Порой мы ничего не видим с высоты – только дымную мглу, только аспидно-черное, стариковски седое тяжелое облако праха, который все никак не вернется на землю. Может быть, для кого-то высота – это что-то вроде зрительной анестезии. Высота как бы хлороформирует наше сознание: криков «Мамочка! Больно!» не слышно. Впрочем, думаю, в массе своей наши бомберы не подымаются – или не опускаются – до подобного способа думания. Ощущения мастера, занятого повседневной, любимой работой. Ощущение себя вседержителем, который одним мановением стирает с земли человеков, словно ветхозаветный Господь.

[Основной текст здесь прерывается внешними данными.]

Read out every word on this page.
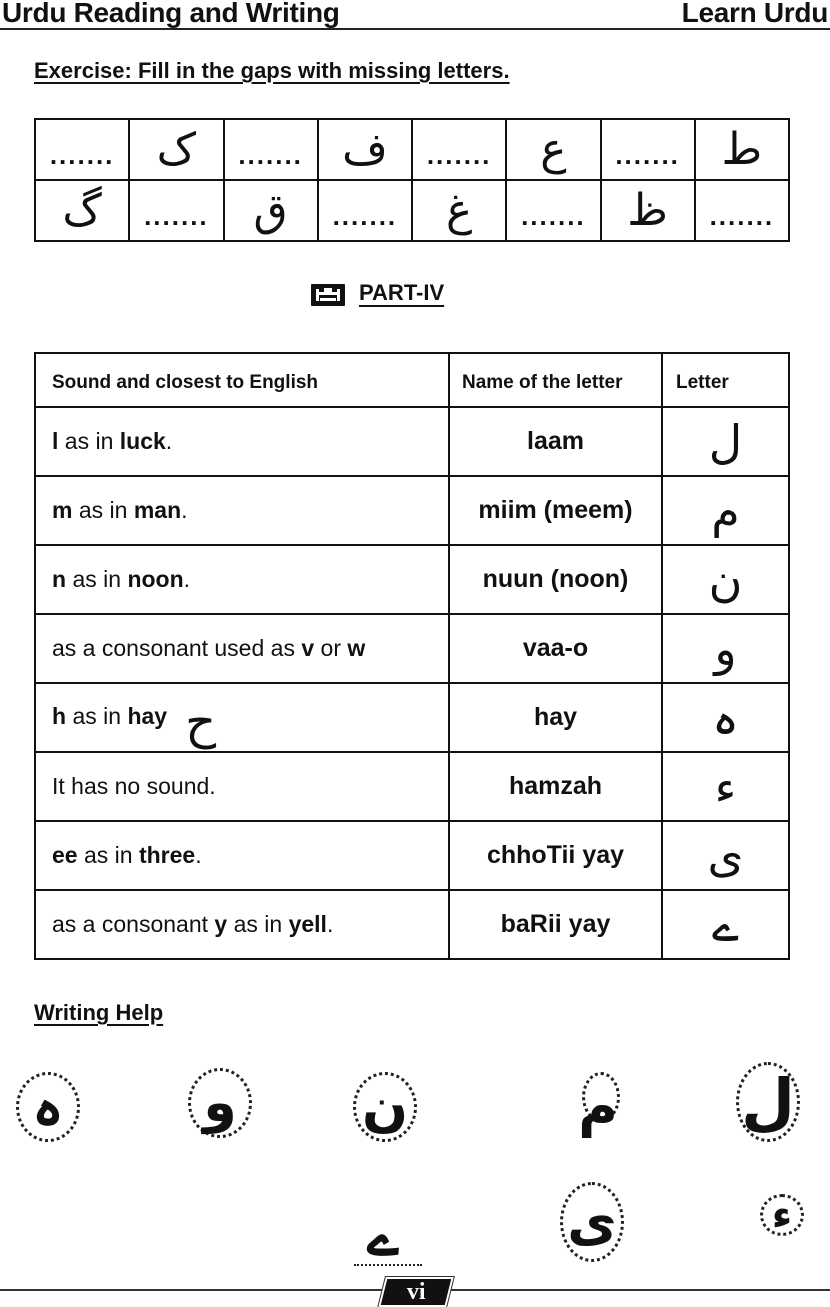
Urdu Reading and Writing	Learn Urdu
Exercise: Fill in the gaps with missing letters.
.......	ک	.......	ف	.......	ع	.......	ط
گ	.......	ق	.......	غ	.......	ظ	.......
PART-IV
Sound and closest to English	Name of the letter	Letter
l as in luck.	laam	ل
m as in man.	miim (meem)	م
n as in noon.	nuun (noon)	ن
as a consonant used as v or w	vaa-o	و
h as in hay ح	hay	ہ
It has no sound.	hamzah	ء
ee as in three.	chhoTii yay	ی
as a consonant y as in yell.	baRii yay	ے
Writing Help
ہ	و ن	م ل
ے	ی	ء
vi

Во многих смыслах летчик – избранный: нам никогда, к примеру, не изведать, как страшна окопная могила, придавленность всем весом рухнувших домовых этажей, хотя участь летчицких тел по-своему ужасна и завидна только тем, что для нас зачастую все кончается мигом – мы почти что свободны от муки телесного приготовления. Меня порою забавляет мысль о том, как мало может сделать для своего спасения земнородный немец или русский, – меньше, чем муравей или жук, запоздало распяливший крылья под накрывшей его сапоговою силой, чугунной плитой, – и как много могу сделать я. Что-то космически смешное есть в бытии различных особей на разных полюсах – в различных средах и на разных скоростях. Вознося благодарность Создателю, мы почему-то забываем о его чувстве юмора. И еще одно напоминание о щедрости Господа – ни на что не похожий упредительный холод обжигает мне мозг, и, взглянув по подсказке снисходительной смерти направо и вверх, вижу гроздья иванов в застиранной голубизне.

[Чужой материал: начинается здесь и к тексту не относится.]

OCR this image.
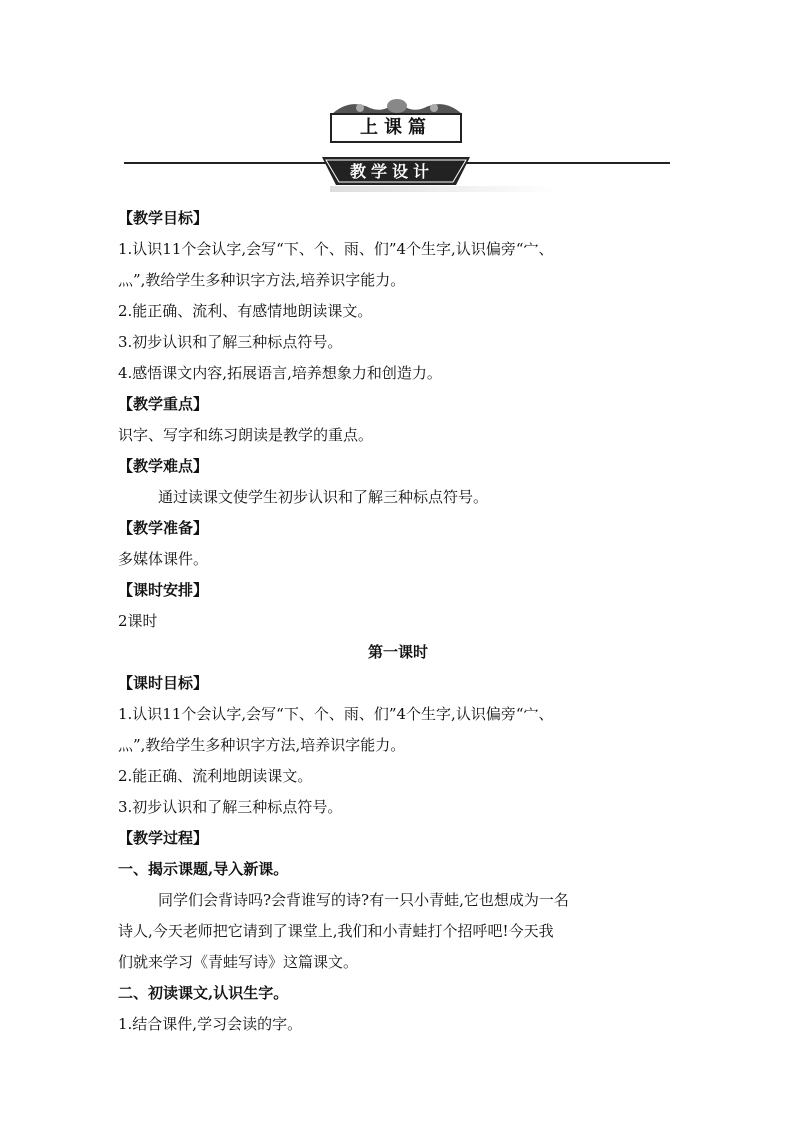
上课篇
教学设计
【教学目标】
1.认识11个会认字,会写“下、个、雨、们”4个生字,认识偏旁“宀、
灬”,教给学生多种识字方法,培养识字能力。
2.能正确、流利、有感情地朗读课文。
3.初步认识和了解三种标点符号。
4.感悟课文内容,拓展语言,培养想象力和创造力。
【教学重点】
识字、写字和练习朗读是教学的重点。
【教学难点】
通过读课文使学生初步认识和了解三种标点符号。
【教学准备】
多媒体课件。
【课时安排】
2课时
第一课时
【课时目标】
1.认识11个会认字,会写“下、个、雨、们”4个生字,认识偏旁“宀、
灬”,教给学生多种识字方法,培养识字能力。
2.能正确、流利地朗读课文。
3.初步认识和了解三种标点符号。
【教学过程】
一、揭示课题,导入新课。
同学们会背诗吗?会背谁写的诗?有一只小青蛙,它也想成为一名
诗人,今天老师把它请到了课堂上,我们和小青蛙打个招呼吧!今天我
们就来学习《青蛙写诗》这篇课文。
二、初读课文,认识生字。
1.结合课件,学习会读的字。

– Всем внимание! – врываюсь в эфир. – Два часа, десять градусов ниже.

– Гут гемахт, Минки-Пинки, – отзывается Реш. – Забираемся на колокольню, ребята, экспресс! Надо их раскидать.

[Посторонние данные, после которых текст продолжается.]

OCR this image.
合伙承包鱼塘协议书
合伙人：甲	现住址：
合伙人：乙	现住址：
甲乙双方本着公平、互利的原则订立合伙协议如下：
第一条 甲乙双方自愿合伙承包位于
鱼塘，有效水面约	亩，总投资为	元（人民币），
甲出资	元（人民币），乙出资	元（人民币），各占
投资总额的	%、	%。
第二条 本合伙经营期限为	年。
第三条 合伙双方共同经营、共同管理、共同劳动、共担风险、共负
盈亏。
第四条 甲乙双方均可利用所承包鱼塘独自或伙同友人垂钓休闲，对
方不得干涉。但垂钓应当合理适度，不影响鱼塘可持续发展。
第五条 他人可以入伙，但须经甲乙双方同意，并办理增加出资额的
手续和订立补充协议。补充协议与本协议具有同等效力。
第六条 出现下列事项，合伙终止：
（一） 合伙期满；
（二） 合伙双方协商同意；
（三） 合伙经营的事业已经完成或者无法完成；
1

Мы не можем уйти в облака, мы уже не успели засветить себя солнцем, я уже различаю очертания «Яков» – скоростных, разворотливых русских машин, идеальных для ближнего боя на горизонталях. Я, похоже, увидел их в то же мгновение, что и они – караван наших штурмовиков. Восемь русских построились клином и несутся на нас, упиваясь любимой игрой – «кто кого пересмотрит», продавит немигающим взглядом при открытом душителе и полном газе, пробуравит тебя до чего-то, что заставит шарахнуться в сторону.

– Зеппль, вверх! – режет криком себя самого и ведомого Реш, возносясь над таранным накатом иванов. – Отворачивай, Борх, отворачивай, ну же!..

– Нойер, вверх! – Я, само собой, тоже загоняю в воздушную гору своего Rottenhund[19], а меня самого, разгоняя, несет любопытство: ну же, сколько во мне безотчетно-животного «жить!»?

С ровным остервенением «Яки» вырастают в размахе крыла: на носу и обеих плоскостях вожака распускаются, бьются цветки пулеметной истерики – я вращаю вокруг себя небо и землю, уходя из-под режущих трасс, услыхав и почуяв, как они просекают пустоту у меня под крылом и проносятся вдоль живота Минки-Пинки, чуть ли не облизав, не вспоров мой дюраль в то мгновение, когда я живу на ноже. Продолжая идти во вращении влево и вниз, я уже обитаю чистым духом в той точке пространства, в которой левый «Як» заслонит мне весь свет… и, уже целиком совпадая с замышленной явью, гляжу ему в брюхо, призадрав свой тюльпановый нос. Между нами – последние семьдесят метров, под моим любопытствующим взглядом голубое его беззащитное брюхо вскрывается, и крыло с хорошо различимой на светлом исподе звездой в то же дление становится облаком щепок. Не даю себя этим осколкам посечь, отворачивая круто влево с кабрированием, и, когда Минки-Пинки, настигнув готический шпиль колокольни, вконец коченеет, разворачиваюсь через крыло и пикирую в простывающий след устоявшего русского клина.